Journalists may face less risk for commonplace investigative computer reporting techniques thanks to a ruling today from the U.S. Supreme Court.
In its June 3 decision, the Court, in Van Buren v. United States, narrowly interpreted the criminal provisions of the Computer Fraud and Abuse Act (CFAA), which punishes certain types of access to websites and computer systems. The Court, in a 6-3 decision, held that the statute’s reach to anyone who “exceeds authorized access” does not apply to people who have permission to access the information, but then use it in an unauthorized fashion.
The case concerned former Georgia police sergeant Nathan Van Buren, who, in exchange for money, agreed to use his police car computer to provide motor vehicle records about an individual. That violated the department’s policy against obtaining database information for non-law-enforcement purposes. Prosecutors charged him with a felony violation of the CFAA, which subjects to criminal liability anyone who “intentionally accesses a computer without authorization or exceeds authorized access.” 18 U.S.C. §1030(a)(2). A jury convicted Van Buren, and the 11th Circuit upheld the conviction, finding that he violated the CFAA by “accessing the law enforcement database for an ‘inappropriate reason’.”
The Supreme Court today reversed the conviction, holding that a person “exceeds authorized access” only when they “obtain information from particular areas in the computer – such as files, folders, or databases – to which their computer access does not extend.” The Court held the statute “does not cover those who, like Van Buren, have improper motives for obtaining information that is otherwise available to them.” The Court noted, that the government’s broad interpretation “would attach criminal penalties to a breathtaking amount of commonplace computer activity” by potentially criminalizing “every violation of a computer-use policy” including “an employee who sends a personal email or reads the news using her work computer.”
Importantly, the Court also gave a nod to friend-of-the-court briefs, including a brief from the Reporters Committee for Freedom of the Press, agreeing with the argument that, if read too broadly, the statutory language “exceeds authorized access” and could criminalize violations of web providers’ terms of service.

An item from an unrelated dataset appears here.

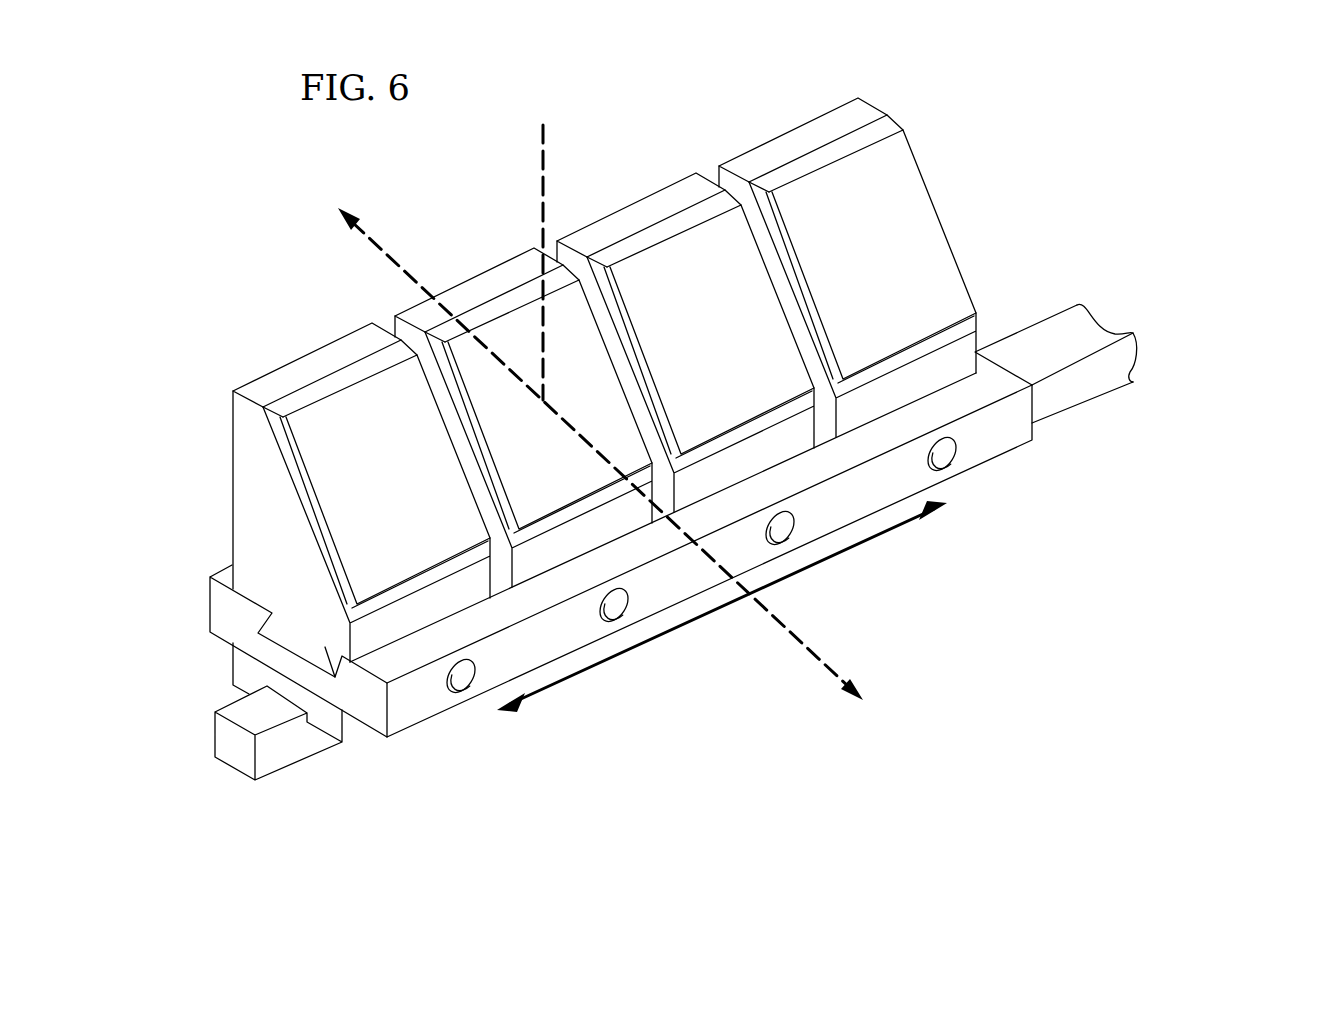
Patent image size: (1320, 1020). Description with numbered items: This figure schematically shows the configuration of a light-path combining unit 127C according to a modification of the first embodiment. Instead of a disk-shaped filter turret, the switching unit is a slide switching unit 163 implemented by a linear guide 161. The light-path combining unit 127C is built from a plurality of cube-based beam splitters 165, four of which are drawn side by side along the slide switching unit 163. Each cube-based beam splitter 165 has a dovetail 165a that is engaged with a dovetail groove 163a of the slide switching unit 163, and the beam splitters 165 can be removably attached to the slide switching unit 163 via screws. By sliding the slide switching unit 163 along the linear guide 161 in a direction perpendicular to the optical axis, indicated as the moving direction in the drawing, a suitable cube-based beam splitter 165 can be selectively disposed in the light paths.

In that event, the Court noted, “everything from embellishing an online dating profile to using a pseudonym on Facebook” could be deemed a criminal act.
The Court’s narrow interpretation of the statute’s reach may give journalists and their sources some comfort. Until now, newsroom practices such as data scraping from publicly available websites, or working with sources who may be violating their employer’s computer use policies, may have, to some prosecutors, appeared to be within the CFAA’s criminal prohibitions. The Court’s decision today makes the success of any prosecutions for these techniques seem less likely.
The opinion was written by Justice Amy Coney Barrett, and joined by Justices Stephen G. Breyer, Sonia Sotomayor, Elena Kagan, Neil M. Gorsuch and Brett M. Kavanaugh. Justice Clarence Thomas filed a dissent, in which Chief Justice John G. Roberts and Justice Samuel A. Alito joined.